Tuesday, February 23, 2016

The Pity Party Has Been Canceled

     I remember once in elementary school, there was a teacher who gave a zero to everyone who forgot to put their name on a paper. Everyone, that is, except me. She pulled me aside after class and handed the paper back to me so I could put my name on it and then graded it. She didn't directly mention my disability, but by the tone of her voice and the look on her face, I could tell that it was the reason I was singled out and given an undeserved second chance. I was happy to not be getting a zero, but my happiness was fleeting. I was being given something that I hadn't earned simply because this person felt sorry for me, and I could take no pride in that. From that incident, I learned what it feels like to be pitied, and the expression on her face and tone in her voice have been echoed throughout many interactions in my life. One place I have heard these echoes are the jobs I have had since I started working.
     One boss decided it was her right to determine what I wasn't "physically capable of", as if she somehow could figure that out better than I could myself, another told me multiple times that I was being disrespected "because of my disability", instead of admitting that there was a much bigger problem she simply didn't feel like fixing. Even though these people were taking something from me and not giving me something like that teacher did, they were expressing a form of pity. They convinced themselves that my disability was not compatible with work, and they assumed I would go along with it so they could justify their actions. They gave the girl with the disability a chance so they could feel like heroes, and then decided it wouldn't work. What a pity, that poor girl. Bless her heart.
      It's because of experiences like this that I feel like I have something to prove in the workplace. I have learned through these incidents that I have to go beyond just doing my job well. I know that I am capable of being a good worker, but I feel like I have to go out of my way to prove that to everyone else. I try not to sit down much, or appear tired or frustrated, because I've learned how those signs of normal exhaustion can be perceived as a weakness related to my birth defect by people who choose to see them that way.
     To be blunt, there are many people in the world who are more physically capable than me, and yet they work less and demand more.
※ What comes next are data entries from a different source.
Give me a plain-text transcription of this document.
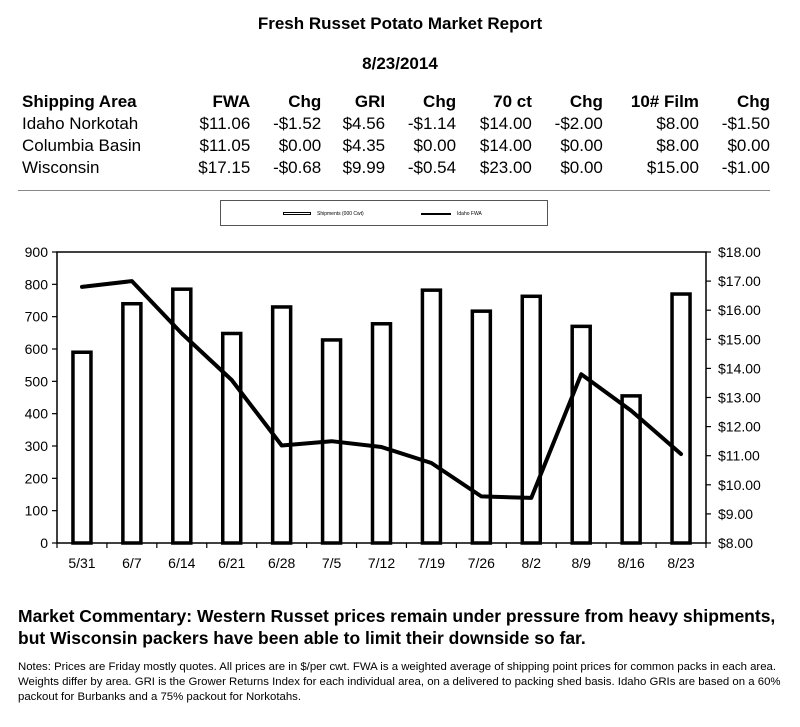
Fresh Russet Potato Market Report
8/23/2014
Shipping Area	FWA	Chg	GRI	Chg	70 ct	Chg	10# Film	Chg
Idaho Norkotah	$11.06	-$1.52	$4.56	-$1.14	$14.00	-$2.00	$8.00	-$1.50
Columbia Basin	$11.05	$0.00	$4.35	$0.00	$14.00	$0.00	$8.00	$0.00
Wisconsin	$17.15	-$0.68	$9.99	-$0.54	$23.00	$0.00	$15.00	-$1.00
Shipments (000 Cwt)	Idaho FWA
0
100
200
300
400
500
600
700
800
900
$8.00
$9.00
$10.00
$11.00
$12.00
$13.00
$14.00
$15.00
$16.00
$17.00
$18.00
5/31 6/7 6/14 6/21 6/28 7/5 7/12 7/19 7/26 8/2 8/9 8/16 8/23
Market Commentary: Western Russet prices remain under pressure from heavy shipments, but Wisconsin packers have been able to limit their downside so far.
Notes: Prices are Friday mostly quotes. All prices are in $/per cwt. FWA is a weighted average of shipping point prices for common packs in each area. Weights differ by area. GRI is the Grower Returns Index for each individual area, on a delivered to packing shed basis. Idaho GRIs are based on a 60% packout for Burbanks and a 75% packout for Norkotahs.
Many people feel entitled to a free ride because of circumstances they could have avoided, and yet I don't ask for a free ride in spite of the circumstances I couldn't avoid. It's not fair, and sometimes I get pretty angry about it. But when I think back to that time in elementary school when I was given a free pass, and I remember how it made me feel, I realize something. Receiving something you did not earn, either because someone feels sorry for you or simply because you feel entitled, is not rewarding, at least not for me. I want to earn things the fair way, through hard work and persistence, so I can be proud of myself. Right now it's hard because I have to watch those who took shortcuts enjoy the reward, but I'm telling myself that I'll be able to enjoy them more fully when I do get them, because they will not be pity party gifts, but the positive result of good old fashioned work.